Donte knocked on his door and suddenly broke this spell. He wore a hemp purse slung around his right shoulder. “Do you want to go for a walk?”

Inside the souvenir shops that lined the street, there was a dank smell. The vendors looked up in a mood of semi-irritation and mumbled incoherently into cellphones. Real gypsies reposed on heaps of fabrics with their scrawny, green-eyed children offering trinkets and begging for change.

The city itself was in a hurry. To Lethe, it seemed like everyone was rehearsing for a large theatre production. Chic, well-dressed Spaniards darted at his sides, and businessmen carried brown briefcases with determined faces.
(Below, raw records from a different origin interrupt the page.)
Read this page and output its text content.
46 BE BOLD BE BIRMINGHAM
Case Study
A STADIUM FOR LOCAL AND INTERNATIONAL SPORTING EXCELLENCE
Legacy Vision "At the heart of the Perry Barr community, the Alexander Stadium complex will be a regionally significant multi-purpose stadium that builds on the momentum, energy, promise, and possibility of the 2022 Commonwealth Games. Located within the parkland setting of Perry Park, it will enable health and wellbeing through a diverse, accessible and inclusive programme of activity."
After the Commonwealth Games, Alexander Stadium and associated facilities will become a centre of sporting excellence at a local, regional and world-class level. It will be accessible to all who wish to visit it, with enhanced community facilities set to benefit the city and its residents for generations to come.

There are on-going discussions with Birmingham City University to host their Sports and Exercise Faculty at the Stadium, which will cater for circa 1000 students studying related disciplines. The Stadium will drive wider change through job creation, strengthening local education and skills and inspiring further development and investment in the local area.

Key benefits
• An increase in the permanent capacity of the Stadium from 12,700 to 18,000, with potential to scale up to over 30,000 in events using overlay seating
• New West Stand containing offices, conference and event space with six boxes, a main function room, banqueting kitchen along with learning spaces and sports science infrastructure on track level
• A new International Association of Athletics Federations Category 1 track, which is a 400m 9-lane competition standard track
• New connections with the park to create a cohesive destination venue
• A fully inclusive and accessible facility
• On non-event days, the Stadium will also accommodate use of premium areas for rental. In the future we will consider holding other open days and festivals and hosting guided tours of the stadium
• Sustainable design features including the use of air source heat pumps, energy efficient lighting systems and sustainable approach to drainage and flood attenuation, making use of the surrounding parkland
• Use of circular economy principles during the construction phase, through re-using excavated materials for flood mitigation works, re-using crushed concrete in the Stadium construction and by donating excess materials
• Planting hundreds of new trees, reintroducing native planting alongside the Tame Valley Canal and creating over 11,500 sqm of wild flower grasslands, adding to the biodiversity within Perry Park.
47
The city had a gothic aspect; stone buildings with grille windows, and narrow, labyrinthine streets. In the air was the smell of fried pastries and the occasional whiff of trash bags.

There were signs, all of them in Spanish. National banks, telephone companies, lottery tickets, fresh vegetables, cigarettes. Lethe studied the letters, but he was unable to decode their meanings. The strong presence of foreign words, words that couldn't be ignored, words that appeared in big and small lettering everywhere you looked, added to the strangeness of his first experience in the city.

Spanish women wore provocative clothing. Lethe saw one woman in a black, elegant summer dress without any underwear. He walked behind her for a long while. Then he declared, “I’m in love.”

“With whom?” Donte looked around.

“I’m in love with this fucking place.”

“It’s not that bad.”

“Not that bad. It’s incredible. I can’t believe we’re actually here. Now, what are we going to do?"